La convention qui a été signée va permettre de différer la vente de terrain ou du bâtiment agricole pour permettre la recherche de candidats éligibles à ce dispositif d’aide à l’accès au foncier. Ce sont des porteurs de projets qui s’installent en dehors du cadre familial. Cette aide à l’acquisition différée du foncier va permettre la prise en charge partielle par la Région des frais de portage et de gestion de la Safer liés à l’acquisition et au stockage des immeubles agricoles. L’enveloppe mise à disposition par le Conseil régional est de 150 000 euros maximum pour des cessions sur 300 à 500 ha par an.
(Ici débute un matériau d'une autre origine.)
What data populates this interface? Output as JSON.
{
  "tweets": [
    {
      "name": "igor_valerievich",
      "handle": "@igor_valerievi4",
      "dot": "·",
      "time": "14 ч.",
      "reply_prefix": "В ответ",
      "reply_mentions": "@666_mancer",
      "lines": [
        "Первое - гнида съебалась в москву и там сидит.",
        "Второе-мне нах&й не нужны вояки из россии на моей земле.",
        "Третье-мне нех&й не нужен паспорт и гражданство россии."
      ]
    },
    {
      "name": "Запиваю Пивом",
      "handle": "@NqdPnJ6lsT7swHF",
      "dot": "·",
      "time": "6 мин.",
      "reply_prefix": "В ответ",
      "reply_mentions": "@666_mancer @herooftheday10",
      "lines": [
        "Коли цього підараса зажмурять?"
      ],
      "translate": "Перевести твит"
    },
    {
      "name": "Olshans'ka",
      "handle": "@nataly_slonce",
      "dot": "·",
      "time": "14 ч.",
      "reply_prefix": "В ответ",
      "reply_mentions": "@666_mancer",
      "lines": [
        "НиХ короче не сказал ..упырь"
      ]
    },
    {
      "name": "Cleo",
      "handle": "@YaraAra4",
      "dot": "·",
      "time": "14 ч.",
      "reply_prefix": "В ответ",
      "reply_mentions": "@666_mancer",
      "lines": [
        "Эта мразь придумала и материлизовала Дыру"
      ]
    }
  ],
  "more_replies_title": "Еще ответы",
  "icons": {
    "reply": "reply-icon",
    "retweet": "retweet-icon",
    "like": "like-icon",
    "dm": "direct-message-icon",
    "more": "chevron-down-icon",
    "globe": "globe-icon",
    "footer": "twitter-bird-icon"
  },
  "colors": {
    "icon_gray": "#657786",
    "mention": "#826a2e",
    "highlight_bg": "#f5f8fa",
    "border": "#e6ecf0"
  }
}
Des critères d’éligibilité orientés maraîchage, élevage ou bio
Les critères d’éligibilité du candidat à l’installation sont stricts. Le siège de l’exploitation devra bien entendu être situé en Champagne-Ardenne. Ensuite, les activités devront concerner, en agriculture conventionnelle, le maraîchage et/ou l’élevage (bovin, ovin) ; en agriculture biologique, tous les types de production. L’installation devra se faire en dehors de l’exploitation de la famille
de la personne, jusqu’au 3ème degré inclus (y compris en dehors de l’exploitation de la famille de la personne avec laquelle il vit maritalement). Le candidat devra être âgé de moins de 40 ans à la date d’installation. Il doit être titulaire d’un diplôme suffisant pour s’installer ou s’engager dans une démarche de formation.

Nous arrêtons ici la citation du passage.